Paspalum conjugatum is native to the tropics of the Americas. It was introduced to tropical Southeast Asia and the Pacific Islands during the colonial period. It is particularly abundant in the Philippines from where the English common name "carabao grass" originates (named after the carabao, the local water buffalo breed); and in Hawaii where it is known as "hilo grass". They have also spread to Northern Africa and Northern and Eastern Australia. In New Zealand, P. conjugatum is naturalised in 1977, and is found on the Kermadec Islands, and in one location on the mainland (near Rotorua).

==Description==
Paspalum conjugatum has a creeping stoloniferous habit. The culms are branching and slightly compressed dorsoventrally, they are usually reddish to purplish in color. The leaf sheaths are strongly flattened, usually 30 to 50 mm long and hairy around the nodes. The leaves are smooth, around 8 to 20 cm in length, and 5 to 12 mm in width. They are linear to lance-like in shape, tapering to a point. The inflorescence are characteristically T-shaped, with two (rarely three) racemes.

==Biology==
They flower approximately 4 to 5 weeks after germination and continue flowering year-round. They rarely germinate from seed.
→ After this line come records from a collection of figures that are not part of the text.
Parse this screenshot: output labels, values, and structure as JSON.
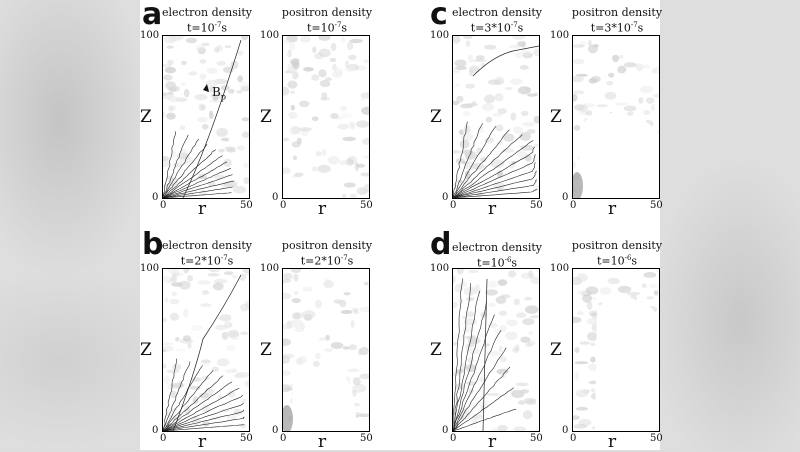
{
  "panels": [
    {
      "letter": "a",
      "electron": {
        "title": "electron density",
        "time": "t=10",
        "exp": "-7",
        "unit": "s"
      },
      "positron": {
        "title": "positron density",
        "time": "t=10",
        "exp": "-7",
        "unit": "s"
      },
      "annotation": {
        "main": "B",
        "sub": "p"
      }
    },
    {
      "letter": "b",
      "electron": {
        "title": "electron density",
        "time": "t=2*10",
        "exp": "-7",
        "unit": "s"
      },
      "positron": {
        "title": "positron density",
        "time": "t=2*10",
        "exp": "-7",
        "unit": "s"
      }
    },
    {
      "letter": "c",
      "electron": {
        "title": "electron density",
        "time": "t=3*10",
        "exp": "-7",
        "unit": "s"
      },
      "positron": {
        "title": "positron density",
        "time": "t=3*10",
        "exp": "-7",
        "unit": "s"
      }
    },
    {
      "letter": "d",
      "electron": {
        "title": "electron density",
        "time": "t=10",
        "exp": "-6",
        "unit": "s"
      },
      "positron": {
        "title": "positron density",
        "time": "t=10",
        "exp": "-6",
        "unit": "s"
      }
    }
  ],
  "axes": {
    "z_label": "Z",
    "r_label": "r",
    "z_ticks": [
      "100",
      "0"
    ],
    "r_ticks": [
      "0",
      "50"
    ]
  }
}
Instead they usually propagate via stolons.

==Ecology and uses==
Paspalum conjugatum grow from sea level to around 1700 m in altitude. They commonly grow near riparian and disturbed habitats.

They are usually unpalatable to cattle, especially in the flowering stage. When grown for forage, they are usually closely cropped continually, to maintain palatability. It is suitable forage for water buffalos, however, hence the common name of "carabao grass" or "buffalo grass". They can be a serious weed among agricultural crops. They are also grown as lawn grass.